Le Quotidien : Quelles sont les particularités de la problématique de l’accès aux soins et à la vaccination en période Covid dans les quartiers les plus défavorisés de Marseille ?
Dr Annie Levy-Mozziconacci : Aujourd’hui, 30 % des Covid hospitalisés à l’AP-HM le sont dans un service de réanimation. 70 % des personnes en réanimation sont atteintes de Covid ; il s’agit d’hospitalisations particulièrement longues et chronophages. Et 59 sur 67 patients hospitalisés en réanimation ne sont pas vaccinés. On constate que, dans les Bouches du Rhône et à Marseille en particulier, il existe des différences avec d’autres régions de France qui s’inscrivent dans des particularités territoriales en matière de vaccination. On a même noté des variations du taux de vaccination au sein même des différents quartiers de la ville de Marseille.
Ces différences, nous les avions déjà notées dès le mois de mars 2020, date à laquelle en collaboration avec des soignants des quartiers nord, l’AP-HM a contribué à la mise en place d’un collectif « Nord Covid » avec Médecins Sans Frontières et le tissu associatif local particulièrement engagé. À cette époque-là, en plein confinement, difficile pour des personnes précaires, se déplaçant le plus souvent en transports en commun et souvent en situation de fragilité, d’aller au centre de Marseille pour être testées à l’IHU (après avoir fait plusieurs heures de queues en plein air…). D’où l’idée – pour lutter contre cette situation inégalitaire - de mettre au point localement, au sein de l’hôpital Nord, des tests PCR utilisables pour les populations avoisinantes. Notre choix « d’aller vers » les populations pour proposer aujourd’hui une vaccination aux plus éloignés des soins est la suite logique de notre action.
Quelle stratégie avez-vous déployée pour majorer la couverture vaccinale des quartiers Nord ?
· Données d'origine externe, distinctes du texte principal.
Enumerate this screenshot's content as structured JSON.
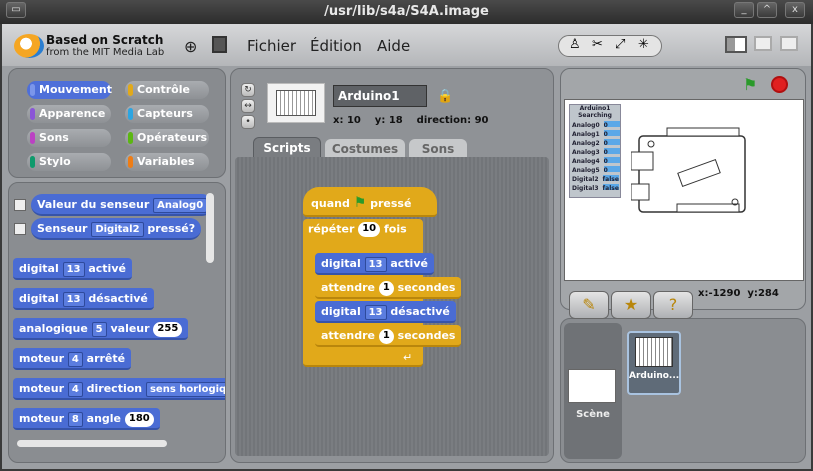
{
  "window": {
    "title": "/usr/lib/s4a/S4A.image",
    "min": "_",
    "max": "^",
    "close": "x"
  },
  "logo": {
    "line1": "Based on Scratch",
    "line2": "from the MIT Media Lab"
  },
  "menu": {
    "file": "Fichier",
    "edit": "Édition",
    "help": "Aide"
  },
  "categories": [
    {
      "label": "Mouvement",
      "color": "#4a6cd4"
    },
    {
      "label": "Contrôle",
      "color": "#e1a91a"
    },
    {
      "label": "Apparence",
      "color": "#8a55d7"
    },
    {
      "label": "Capteurs",
      "color": "#2ca5e2"
    },
    {
      "label": "Sons",
      "color": "#bb42c3"
    },
    {
      "label": "Opérateurs",
      "color": "#5cb712"
    },
    {
      "label": "Stylo",
      "color": "#0e9a6c"
    },
    {
      "label": "Variables",
      "color": "#ee7d16"
    }
  ],
  "palette": {
    "sensor_value": {
      "label": "Valeur du senseur",
      "dd": "Analog0"
    },
    "sensor": {
      "label": "Senseur",
      "dd": "Digital2",
      "suffix": "pressé?"
    },
    "digital_on": {
      "label": "digital",
      "dd": "13",
      "suffix": "activé"
    },
    "digital_off": {
      "label": "digital",
      "dd": "13",
      "suffix": "désactivé"
    },
    "analog": {
      "label": "analogique",
      "dd": "5",
      "mid": "valeur",
      "num": "255"
    },
    "motor_off": {
      "label": "moteur",
      "dd": "4",
      "suffix": "arrêté"
    },
    "motor_dir": {
      "label": "moteur",
      "dd": "4",
      "mid": "direction",
      "dd2": "sens horlogiq"
    },
    "motor_angle": {
      "label": "moteur",
      "dd": "8",
      "mid": "angle",
      "num": "180"
    }
  },
  "sprite": {
    "name": "Arduino1",
    "x_label": "x:",
    "x": "10",
    "y_label": "y:",
    "y": "18",
    "dir_label": "direction:",
    "dir": "90"
  },
  "tabs": {
    "scripts": "Scripts",
    "costumes": "Costumes",
    "sounds": "Sons"
  },
  "script": {
    "hat": {
      "label": "quand",
      "suffix": "pressé"
    },
    "repeat": {
      "label": "répéter",
      "num": "10",
      "suffix": "fois"
    },
    "b1": {
      "label": "digital",
      "dd": "13",
      "suffix": "activé"
    },
    "b2": {
      "label": "attendre",
      "num": "1",
      "suffix": "secondes"
    },
    "b3": {
      "label": "digital",
      "dd": "13",
      "suffix": "désactivé"
    },
    "b4": {
      "label": "attendre",
      "num": "1",
      "suffix": "secondes"
    }
  },
  "board": {
    "title1": "Arduino1",
    "title2": "Searching",
    "pins": [
      {
        "label": "Analog0",
        "val": "0"
      },
      {
        "label": "Analog1",
        "val": "0"
      },
      {
        "label": "Analog2",
        "val": "0"
      },
      {
        "label": "Analog3",
        "val": "0"
      },
      {
        "label": "Analog4",
        "val": "0"
      },
      {
        "label": "Analog5",
        "val": "0"
      },
      {
        "label": "Digital2",
        "val": "false"
      },
      {
        "label": "Digital3",
        "val": "false"
      }
    ]
  },
  "stage_coords": {
    "x_label": "x:",
    "x": "-1290",
    "y_label": "y:",
    "y": "284"
  },
  "sprites_list": {
    "stage": "Scène",
    "sprite": "Arduino..."
  }
}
Avec l’aide de l’Association SEPT et des soignants du Centre de Santé du Vallon de Malpassé, l’appui de l’ARS et grâce à l’AP-HM qui a fourni gratuitement des vaccins, des binômes soignant-travailleur social vont au plus près des populations qui souvent ne savent ou ne peuvent pas suivre de parcours de prise de rendez-vous dans les centres de vaccination.
Comment opèrent ces petites équipes ?
Ces équipes mobiles (incluant le plus souvent une personne capable de s’exprimer en plusieurs langues) montent à pied les étages des immeubles, vont sonner aux portes et discuter avec des personnes qui n’ont pas eu jusque-là l’occasion de poser des questions légitimes sur les effets du vaccin. En effet, dans les centres de vaccination, il n’existe pas de lieu identifié pour l’écoute des personnes inquiètes qui ont besoin avant tout d’échanger en raison des craintes véhiculées autour du vaccin.
Et quel en est le bilan ?
Grâce aux médiateurs de santé et du fait de cette approche du « aller vers », 80 % des personnes contactées acceptent d’être vaccinées après information et incitation individualisée. Il reste bien sûr une population réfractaire et le Collectif Nord Covid propose d’adjoindre désormais des anthropologues, sociologues et psychiatres à l’action menée localement afin de mieux individualiser les freins locaux à la vaccination et proposer une stratégie de territoire mieux adaptée aux populations.